Del cercano bosque de laureles rosa llega hasta el camino un penetrante perfume que embriaga, y Regina comienza á observar que todo su ser, impasible y etéreo, se enciende en vida cálida y nerviosa, dócil á las impresiones de los sentidos. Mientras el aroma del bosque la deleita, tórnase la niebla de sus dedos en carne obediente, y encima de la estofa de su túnica halla la joven con asombro las sartas de diamantes transvalinos que le mostró un joyero en un bazar de Marrakkes... Son las mismas, rutilantes y pródigas, opulento milagro del desierto aullador, patria de héroes...

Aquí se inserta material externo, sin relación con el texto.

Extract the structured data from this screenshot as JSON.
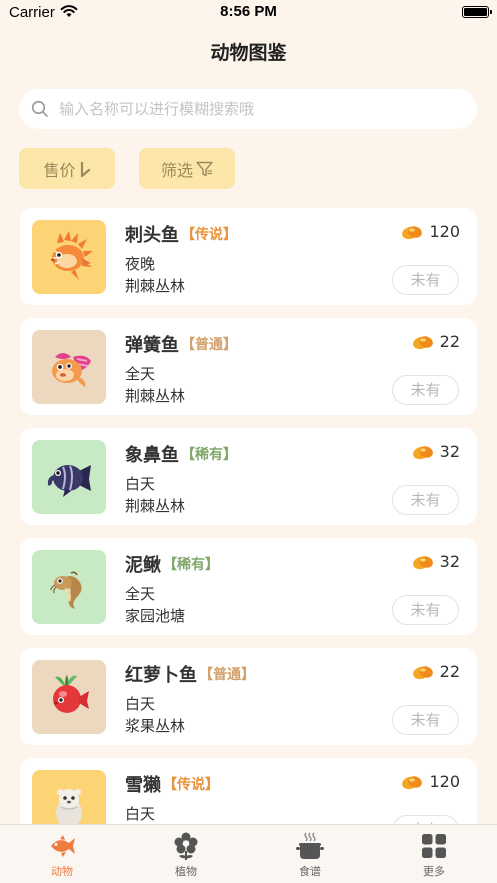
{
  "status_bar": {
    "carrier": "Carrier",
    "time": "8:56 PM"
  },
  "nav": {
    "title": "动物图鉴"
  },
  "search": {
    "placeholder": "输入名称可以进行模糊搜索哦",
    "value": ""
  },
  "filters": {
    "price_label": "售价",
    "filter_label": "筛选"
  },
  "colors": {
    "accent": "#f07b3f",
    "legendary": "#e8923a",
    "common": "#d2a06a",
    "rare": "#7fa86a",
    "button_bg": "#fce6a9"
  },
  "items": [
    {
      "name": "刺头鱼",
      "rarity": "【传说】",
      "rarity_type": "legendary",
      "time": "夜晚",
      "location": "荆棘丛林",
      "price": "120",
      "status": "未有"
    },
    {
      "name": "弹簧鱼",
      "rarity": "【普通】",
      "rarity_type": "common",
      "time": "全天",
      "location": "荆棘丛林",
      "price": "22",
      "status": "未有"
    },
    {
      "name": "象鼻鱼",
      "rarity": "【稀有】",
      "rarity_type": "rare",
      "time": "白天",
      "location": "荆棘丛林",
      "price": "32",
      "status": "未有"
    },
    {
      "name": "泥鳅",
      "rarity": "【稀有】",
      "rarity_type": "rare",
      "time": "全天",
      "location": "家园池塘",
      "price": "32",
      "status": "未有"
    },
    {
      "name": "红萝卜鱼",
      "rarity": "【普通】",
      "rarity_type": "common",
      "time": "白天",
      "location": "浆果丛林",
      "price": "22",
      "status": "未有"
    },
    {
      "name": "雪獭",
      "rarity": "【传说】",
      "rarity_type": "legendary",
      "time": "白天",
      "location": "",
      "price": "120",
      "status": "未有"
    }
  ],
  "tabs": [
    {
      "label": "动物",
      "icon": "fish-icon",
      "active": true
    },
    {
      "label": "植物",
      "icon": "flower-icon",
      "active": false
    },
    {
      "label": "食谱",
      "icon": "pot-icon",
      "active": false
    },
    {
      "label": "更多",
      "icon": "grid-icon",
      "active": false
    }
  ]
}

Conmovida la viajera por el hallazgo portentoso, con un vivaz sacudimiento de emoción se despierta en la cama y nota en la frente serenidad benigna y en las ideas calma saludable. Al recordar lo que ha soñado, con regocijo infantil evoca el sugestivo nombre de una comedia que antaño aplaudió en Torremar: Sueños de oro... El sol, como una bella realidad de aquella fábula, entra en el cuarto y se posa á los pies de Regina en dorada columna, viva y ardiente, y un ramo de flores que el astro besa, embalsama el aire con perfumes de laureles y rosas...
Daniel contempla á su hermanita con silencioso afán, y Eugenia, que ha envejecido un poco, la besa las manos tiernamente.